Disease: treatment of hemophilia A or B patients who have developed inhibitors
Therapeutic area: Hematological diseases - Genetic diseases - Rare diseases
Country:
Trial details:
Latest
news: * On March 13, 2015, Baxter announced positive results from its Phase III clinical trial evaluating the safety and efficacy of BAX 817, an investigational recombinant factor VIIa (rFVIIa) treatment for people with hemophilia A or B who develop inhibitors. The prospective, open-label, randomized, multicenter trial was designed to assess the safety and efficacy of BAX 817 in male patients ages 12 to 65 with hemophilia A or B with inhibitors over a 6-month period using on-demand therapy. The trial met its primary endpoint of successful resolution of acute bleeding episodes at 12 hours with both on-demand treatment regimens, dosing either 3x90 µg/kg or 1x270 µg/kg, with an overall success rate of 92 percent (98 percent and 85 percent in each dosing group, respectively). Further, 89 percent of patients in the trial achieved sustained bleeding control for all acute bleeding episodes 24 hours after infusion. No patients developed inhibitors or binding antibodies to BAX 817, and none discontinued treatment due to an adverse event (AE). One patient was hospitalized following a traumatic muscle bleed that did not respond to BAX 817. Non-serious AEs observed in the trial were generally consistent with the underlying disease or other etiology, and were all deemed to be unrelated to treatment.

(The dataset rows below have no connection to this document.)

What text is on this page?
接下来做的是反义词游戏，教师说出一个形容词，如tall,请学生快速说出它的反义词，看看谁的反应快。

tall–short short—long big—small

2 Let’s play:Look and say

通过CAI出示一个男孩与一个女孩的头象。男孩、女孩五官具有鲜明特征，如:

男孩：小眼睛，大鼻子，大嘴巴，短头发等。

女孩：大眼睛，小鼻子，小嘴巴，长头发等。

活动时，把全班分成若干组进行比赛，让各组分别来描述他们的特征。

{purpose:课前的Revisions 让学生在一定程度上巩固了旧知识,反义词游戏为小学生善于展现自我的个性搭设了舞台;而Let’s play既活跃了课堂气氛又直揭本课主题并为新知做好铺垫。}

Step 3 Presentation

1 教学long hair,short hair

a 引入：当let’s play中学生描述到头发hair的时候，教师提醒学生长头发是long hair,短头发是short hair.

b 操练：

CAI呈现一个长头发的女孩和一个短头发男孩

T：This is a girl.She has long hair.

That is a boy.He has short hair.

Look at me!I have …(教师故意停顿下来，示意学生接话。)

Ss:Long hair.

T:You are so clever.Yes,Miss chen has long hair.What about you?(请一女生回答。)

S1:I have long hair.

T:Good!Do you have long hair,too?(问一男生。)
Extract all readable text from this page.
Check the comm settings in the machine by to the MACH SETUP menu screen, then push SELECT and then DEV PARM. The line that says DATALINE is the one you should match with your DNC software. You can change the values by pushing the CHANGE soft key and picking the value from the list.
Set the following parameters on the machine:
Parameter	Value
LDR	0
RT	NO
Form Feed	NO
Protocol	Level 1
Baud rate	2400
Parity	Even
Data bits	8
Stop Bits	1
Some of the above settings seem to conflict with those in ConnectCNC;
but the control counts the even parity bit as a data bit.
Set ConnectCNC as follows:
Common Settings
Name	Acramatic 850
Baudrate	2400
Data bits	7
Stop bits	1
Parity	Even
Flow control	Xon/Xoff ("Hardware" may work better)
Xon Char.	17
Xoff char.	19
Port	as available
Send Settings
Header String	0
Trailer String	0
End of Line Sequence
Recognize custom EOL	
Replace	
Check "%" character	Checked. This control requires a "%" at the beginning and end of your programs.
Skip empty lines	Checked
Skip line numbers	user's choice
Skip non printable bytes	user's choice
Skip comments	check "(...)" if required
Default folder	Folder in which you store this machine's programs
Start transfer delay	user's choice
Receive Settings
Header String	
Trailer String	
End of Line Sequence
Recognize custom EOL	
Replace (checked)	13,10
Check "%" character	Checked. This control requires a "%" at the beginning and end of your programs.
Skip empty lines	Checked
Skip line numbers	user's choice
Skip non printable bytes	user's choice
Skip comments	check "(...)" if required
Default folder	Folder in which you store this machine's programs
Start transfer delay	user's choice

Full data from the trial, including additional efficacy and safety outcomes, will be presented at a medical meeting later in 2015. The company plans to initiate regulatory submissions aligned to manufacturing expansions currently underway. Baxter remains committed to advancing our portfolio in inhibitor management. If approved, BAX 817 would broaden the existing portfolio of hemophilia and inhibitor treatments within Baxter\'s biopharmaceutical business, including FEIBA [ Anti-Inhibitor Coagulant Complex ] and the recently approved OBIZUR [Antihemophilic Factor (Recombinant), Porcine Sequence] for acquired hemophilia A.